The Fifth Amendment states in part that no "person [shall] be subject for the same offence to be twice put in jeopardy of life or limb." U.S. Const. Amend. V. The Double Jeopardy Clause protects individuals against three distinct violations: (1) "a second prosecution for the same offense after acquittal"; (2) "a second prosecution for the same offense after conviction"; and (3) "multiple punishments for the same offense." North Carolina v. Pearce, 395 U.S. 711, 717 (1969), overruled on other grounds, Alabama v. Smith, 490 U.S. 794 (1989). Downs relies upon the third of these abuses to argue that prison officials twice punished him for the same offense conduct that formed the basis of the disciplinary sanctions. The Supreme Court has recognized, however, that the Double Jeopardy Clause does not prohibit the imposition of all additional sanctions that could, "in common parlance, be described as punishment." Hudson v. United States, 522 U.S. 93, 98-99 (1997) (internal quotation omitted)). The Clause protects only against the imposition of multiple criminal punishments for the same offense, id. at 99 (quotations omitted), and does not apply to proceedings that are not "essentially criminal." Breed v. Jones, 421 U.S. 519, 528 (1975). Prison disciplinary proceedings are not part of a criminal prosecution. Wolff, 418 U.S. at 556. Indeed, "prison officials have no authority to alter the inmates' original criminal sentences. They merely implement disciplinary proceedings that may, at most, change the conditions of the inmates' confinement for purposes of maintaining institutional order and encouraging compliance with prison rules." United States v. Mayes, 158 F.3d 1215, 1224 (11th Cir. 1998); see also Fogel v. Pierson, 435 F.3d 1252, 1262 (10th Cir. 2006) (disciplinary sanctions do not constitute criminal punishment for double jeopardy purposes). Downs has failed to state a claim under the Double Jeopardy Clause.

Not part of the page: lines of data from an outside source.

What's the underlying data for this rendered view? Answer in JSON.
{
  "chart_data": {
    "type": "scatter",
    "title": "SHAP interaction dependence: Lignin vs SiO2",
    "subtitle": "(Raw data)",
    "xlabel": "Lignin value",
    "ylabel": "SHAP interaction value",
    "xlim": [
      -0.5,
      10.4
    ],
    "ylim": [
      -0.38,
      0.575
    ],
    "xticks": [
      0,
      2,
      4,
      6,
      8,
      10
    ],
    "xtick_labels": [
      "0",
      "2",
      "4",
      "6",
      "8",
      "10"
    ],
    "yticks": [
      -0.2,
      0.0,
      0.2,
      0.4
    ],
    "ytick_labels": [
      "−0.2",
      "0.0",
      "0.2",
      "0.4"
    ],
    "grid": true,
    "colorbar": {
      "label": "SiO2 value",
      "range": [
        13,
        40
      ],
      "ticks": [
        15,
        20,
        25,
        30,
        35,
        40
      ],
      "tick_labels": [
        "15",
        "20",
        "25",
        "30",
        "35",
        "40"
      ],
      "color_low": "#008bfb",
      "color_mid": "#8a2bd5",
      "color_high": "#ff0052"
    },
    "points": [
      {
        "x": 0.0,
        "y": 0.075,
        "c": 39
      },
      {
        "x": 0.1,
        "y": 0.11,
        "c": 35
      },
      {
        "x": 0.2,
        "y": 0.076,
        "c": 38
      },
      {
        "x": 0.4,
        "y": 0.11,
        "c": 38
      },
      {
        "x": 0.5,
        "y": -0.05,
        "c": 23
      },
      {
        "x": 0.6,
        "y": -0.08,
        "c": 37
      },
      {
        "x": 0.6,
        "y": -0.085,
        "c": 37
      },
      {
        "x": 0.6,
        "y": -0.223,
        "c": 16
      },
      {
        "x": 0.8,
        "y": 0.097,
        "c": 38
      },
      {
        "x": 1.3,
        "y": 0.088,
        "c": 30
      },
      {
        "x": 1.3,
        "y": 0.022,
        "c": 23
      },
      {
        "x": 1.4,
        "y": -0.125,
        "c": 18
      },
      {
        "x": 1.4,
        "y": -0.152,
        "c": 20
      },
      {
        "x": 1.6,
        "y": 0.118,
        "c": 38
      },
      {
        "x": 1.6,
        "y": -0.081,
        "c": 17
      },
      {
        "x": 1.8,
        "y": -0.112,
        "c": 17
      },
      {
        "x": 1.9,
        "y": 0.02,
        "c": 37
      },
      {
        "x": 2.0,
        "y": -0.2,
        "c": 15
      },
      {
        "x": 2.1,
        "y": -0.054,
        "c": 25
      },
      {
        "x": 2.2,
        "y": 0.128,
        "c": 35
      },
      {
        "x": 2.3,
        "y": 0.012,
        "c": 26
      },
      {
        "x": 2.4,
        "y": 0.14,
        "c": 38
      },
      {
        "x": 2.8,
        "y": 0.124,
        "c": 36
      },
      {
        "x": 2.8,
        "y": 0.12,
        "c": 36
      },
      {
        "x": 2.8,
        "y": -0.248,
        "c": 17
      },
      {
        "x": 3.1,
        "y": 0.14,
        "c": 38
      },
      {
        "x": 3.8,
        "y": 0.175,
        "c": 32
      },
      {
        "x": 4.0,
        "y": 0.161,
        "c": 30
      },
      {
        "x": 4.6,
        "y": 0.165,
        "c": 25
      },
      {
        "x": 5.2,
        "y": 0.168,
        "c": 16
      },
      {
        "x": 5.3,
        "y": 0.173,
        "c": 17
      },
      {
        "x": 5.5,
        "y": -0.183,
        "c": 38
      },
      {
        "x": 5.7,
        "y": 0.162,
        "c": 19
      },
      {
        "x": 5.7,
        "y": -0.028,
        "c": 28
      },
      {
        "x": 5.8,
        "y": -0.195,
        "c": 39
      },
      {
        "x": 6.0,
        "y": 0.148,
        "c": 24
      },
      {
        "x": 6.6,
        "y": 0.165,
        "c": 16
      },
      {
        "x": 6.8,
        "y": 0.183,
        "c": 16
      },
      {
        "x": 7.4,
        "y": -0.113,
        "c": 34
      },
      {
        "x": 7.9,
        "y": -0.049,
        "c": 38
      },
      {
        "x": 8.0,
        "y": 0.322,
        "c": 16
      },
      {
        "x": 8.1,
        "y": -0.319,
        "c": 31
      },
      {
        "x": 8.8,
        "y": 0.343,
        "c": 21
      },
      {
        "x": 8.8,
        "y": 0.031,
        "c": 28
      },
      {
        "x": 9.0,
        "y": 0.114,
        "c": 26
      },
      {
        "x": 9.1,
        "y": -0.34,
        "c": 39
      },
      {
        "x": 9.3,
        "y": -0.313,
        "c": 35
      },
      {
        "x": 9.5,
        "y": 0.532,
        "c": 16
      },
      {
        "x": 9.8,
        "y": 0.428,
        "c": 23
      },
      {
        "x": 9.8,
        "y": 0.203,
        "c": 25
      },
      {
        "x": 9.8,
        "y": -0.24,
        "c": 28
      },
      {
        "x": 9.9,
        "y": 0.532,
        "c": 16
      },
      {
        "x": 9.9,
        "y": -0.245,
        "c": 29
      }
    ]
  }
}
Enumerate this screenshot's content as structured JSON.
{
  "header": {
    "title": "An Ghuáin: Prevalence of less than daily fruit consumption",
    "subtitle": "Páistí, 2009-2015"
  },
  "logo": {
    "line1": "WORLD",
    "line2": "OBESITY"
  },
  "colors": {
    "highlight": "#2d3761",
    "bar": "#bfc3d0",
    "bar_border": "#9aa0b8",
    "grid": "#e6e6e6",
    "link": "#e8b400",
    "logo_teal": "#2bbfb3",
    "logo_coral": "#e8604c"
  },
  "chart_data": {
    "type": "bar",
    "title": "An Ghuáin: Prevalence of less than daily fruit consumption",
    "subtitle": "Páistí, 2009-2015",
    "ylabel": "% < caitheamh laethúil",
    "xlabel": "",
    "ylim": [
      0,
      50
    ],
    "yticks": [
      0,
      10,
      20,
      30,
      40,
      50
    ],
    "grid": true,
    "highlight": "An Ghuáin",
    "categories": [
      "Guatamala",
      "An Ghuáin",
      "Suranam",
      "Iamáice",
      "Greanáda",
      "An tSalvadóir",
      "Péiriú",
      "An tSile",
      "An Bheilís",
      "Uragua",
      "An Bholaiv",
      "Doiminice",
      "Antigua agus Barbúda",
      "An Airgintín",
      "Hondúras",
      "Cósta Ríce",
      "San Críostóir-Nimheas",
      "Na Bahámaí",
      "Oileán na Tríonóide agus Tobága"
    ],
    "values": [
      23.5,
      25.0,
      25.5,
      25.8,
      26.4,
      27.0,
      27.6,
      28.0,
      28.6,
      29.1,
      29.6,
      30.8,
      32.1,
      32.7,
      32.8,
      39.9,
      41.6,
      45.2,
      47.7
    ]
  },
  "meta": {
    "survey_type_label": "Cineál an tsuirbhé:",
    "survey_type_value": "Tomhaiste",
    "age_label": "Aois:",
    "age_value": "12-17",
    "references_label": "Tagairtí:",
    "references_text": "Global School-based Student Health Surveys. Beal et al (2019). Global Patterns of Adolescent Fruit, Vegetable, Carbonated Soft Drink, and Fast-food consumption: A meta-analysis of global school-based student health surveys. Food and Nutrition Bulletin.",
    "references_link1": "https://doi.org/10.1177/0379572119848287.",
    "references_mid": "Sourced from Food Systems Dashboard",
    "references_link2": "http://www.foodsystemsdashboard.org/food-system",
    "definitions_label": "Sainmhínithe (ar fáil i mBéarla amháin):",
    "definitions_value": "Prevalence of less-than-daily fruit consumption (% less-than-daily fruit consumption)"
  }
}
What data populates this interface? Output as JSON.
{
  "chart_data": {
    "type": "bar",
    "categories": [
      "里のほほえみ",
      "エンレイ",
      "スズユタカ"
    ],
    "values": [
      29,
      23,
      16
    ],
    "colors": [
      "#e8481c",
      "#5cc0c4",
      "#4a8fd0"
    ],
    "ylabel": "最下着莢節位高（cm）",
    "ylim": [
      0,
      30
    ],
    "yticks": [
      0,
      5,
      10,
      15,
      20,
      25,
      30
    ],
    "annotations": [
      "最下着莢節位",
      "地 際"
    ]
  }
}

Finally, while prison employment may serve an important rehabilitative function, the law is well settled that a prisoner has no constitutional right to participate in an educational or rehabilitative program. See Moody v. Daggett, 429 U.S. 78, 88 at n. 9 (1976); (due process clause not implicated by prisoner classification and eligibility for rehabilitative programs, even where prisoner suffers "grievous loss"); Bulger v. United States Bureau of Prisons, 65 F.3d 48, 49 (5th Cir. 1995) ("Prisoner classification and eligibility for rehabilitation programs . . . are not directly subject to `due process' protections") (citing Moody, supra.). Downs had no constitutionally protected liberty interest in his UNICOR position in the FPI Factory; thus, his firing from this job did not demonstrate the violation of a constitutionally protected right, as is necessary to maintain a due process claim. Under the analytical framework which the Supreme Court set out in Sandin v. Conner, 515 U.S. 472 (1995), termination from a UNICOR job is not an atypical or significant hardship in relation to the ordinary incidents or prison life, and so no constitutionally protected liberty interest was infringed. Id. at 485.
For the aforementioned reasons, Defendant's Motions to Dismiss or, in the Alternative, for Summary Judgment, treated as motions for summary judgment, shall be granted. A separate Order follows.